DALLAS - Two men who conspired together to use counterfeit credit cards to make hundreds of thousands of dollars of purchases at various Sam’s Club store locations in North Texas and Missouri, have been sentenced, announced John Parker, Acting U.S. Attorney for the Northern District of Texas.
Yesterday, Leonel Martiatu, 29, was sentenced by U.S. District Judge Barbara M. G. Lynn to serve a total of 72 months in federal prison. Martiatu pleaded guilty in August 2014 to one count of conspiracy to commit access device fraud and one count of aggravated identity theft.
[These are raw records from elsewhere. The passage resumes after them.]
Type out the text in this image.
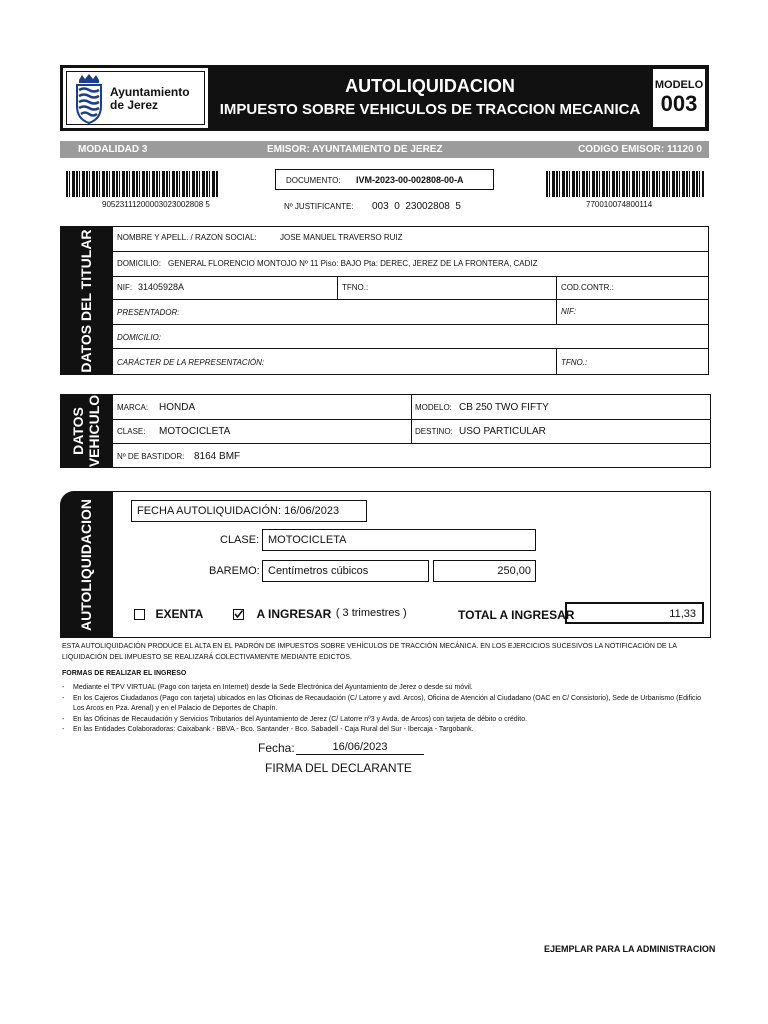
Ayuntamiento
de Jerez
AUTOLIQUIDACION
IMPUESTO SOBRE VEHICULOS DE TRACCION MECANICA
MODELO
003
MODALIDAD 3	EMISOR: AYUNTAMIENTO DE JEREZ	CODIGO EMISOR: 11120 0
90523111200003023002808 5
DOCUMENTO: IVM-2023-00-002808-00-A
Nº JUSTIFICANTE: 003  0  23002808  5	770010074800114
DATOS DEL TITULAR	NOMBRE Y APELL. / RAZON SOCIAL:	JOSE MANUEL TRAVERSO RUIZ
DOMICILIO: GENERAL FLORENCIO MONTOJO Nº 11 Piso: BAJO Pta: DEREC, JEREZ DE LA FRONTERA, CADIZ
NIF: 31405928A	TFNO.:	COD.CONTR.:
PRESENTADOR:	NIF:
DOMICILIO:
CARÁCTER DE LA REPRESENTACIÓN:	TFNO.:
DATOS
VEHICULO MARCA: HONDA	MODELO: CB 250 TWO FIFTY
CLASE: MOTOCICLETA	DESTINO: USO PARTICULAR
Nº DE BASTIDOR: 8164 BMF
AUTOLIQUIDACION	FECHA AUTOLIQUIDACIÓN: 16/06/2023
CLASE: MOTOCICLETA
BAREMO: Centímetros cúbicos	250,00
$^{EXENTA}$	$^{A INGRESAR}$ $^{( 3 trimestres )}$	TOTAL A INGRESAR	11,33
ESTA AUTOLIQUIDACIÓN PRODUCE EL ALTA EN EL PADRÓN DE IMPUESTOS SOBRE VEHÍCULOS DE TRACCIÓN MECÁNICA. EN LOS EJERCICIOS SUCESIVOS LA NOTIFICACIÓN DE LA LIQUIDACIÓN DEL IMPUESTO SE REALIZARÁ COLECTIVAMENTE MEDIANTE EDICTOS.
FORMAS DE REALIZAR EL INGRESO
-	Mediante el TPV VIRTUAL (Pago con tarjeta en Internet) desde la Sede Electrónica del Ayuntamiento de Jerez o desde su móvil.
-	En los Cajeros Ciudadanos (Pago con tarjeta) ubicados en las Oficinas de Recaudación (C/ Latorre y avd. Arcos), Oficina de Atención al Ciudadano (OAC en C/ Consistorio), Sede de Urbanismo (Edificio Los Arcos en Pza. Arenal) y en el Palacio de Deportes de Chapín.
-	En las Oficinas de Recaudación y Servicios Tributarios del Ayuntamiento de Jerez (C/ Latorre nº3 y Avda. de Arcos) con tarjeta de débito o crédito.
-	En las Entidades Colaboradoras: Caixabank - BBVA - Bco. Santander - Bco. Sabadell - Caja Rural del Sur - Ibercaja - Targobank.
Fecha:	16/06/2023
FIRMA DEL DECLARANTE
EJEMPLAR PARA LA ADMINISTRACION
Co-conspirator Alian Gamboa, 20, who pleaded guilty to the same offenses, was sentenced last month by Judge Lynn to serve a total of 60 months in federal prison.
In addition, Judge Lynn ordered that Martiatu and Gamboa pay, jointly and severally, $340,497 in restitution. Both defendants have been in custody since their arrest in March on a related federal criminal complaint. Both have ties to Miami, Florida, according to detention orders entered in the case.
According to plea documents filed, from Jan. 17, 2014, to approximately March 4, 2014, Martiatu and Gamboa conspired together and used counterfeit access devices encoded with credit card numbers - issued to others - to make purchases at Sam’s Club locations in and near Dallas and elsewhere, including Missouri. Together, the two obtained a total of $340,497 of things of value, affected interstate commerce, and acted with the intent to defraud the persons to whom the credit cards were issued.
According to the complaint filed in the case, on March 3, 2014, the defendants were located at a motel on N. Central Expressway in Dallas. The following day, a federal search warrant was executed at their room in the motel, and numerous items purchased from Sam’s Clubs were located.
The U.S. Secret Service investigated. Special Assistant U.S. Attorney Danial Gividen prosecuted.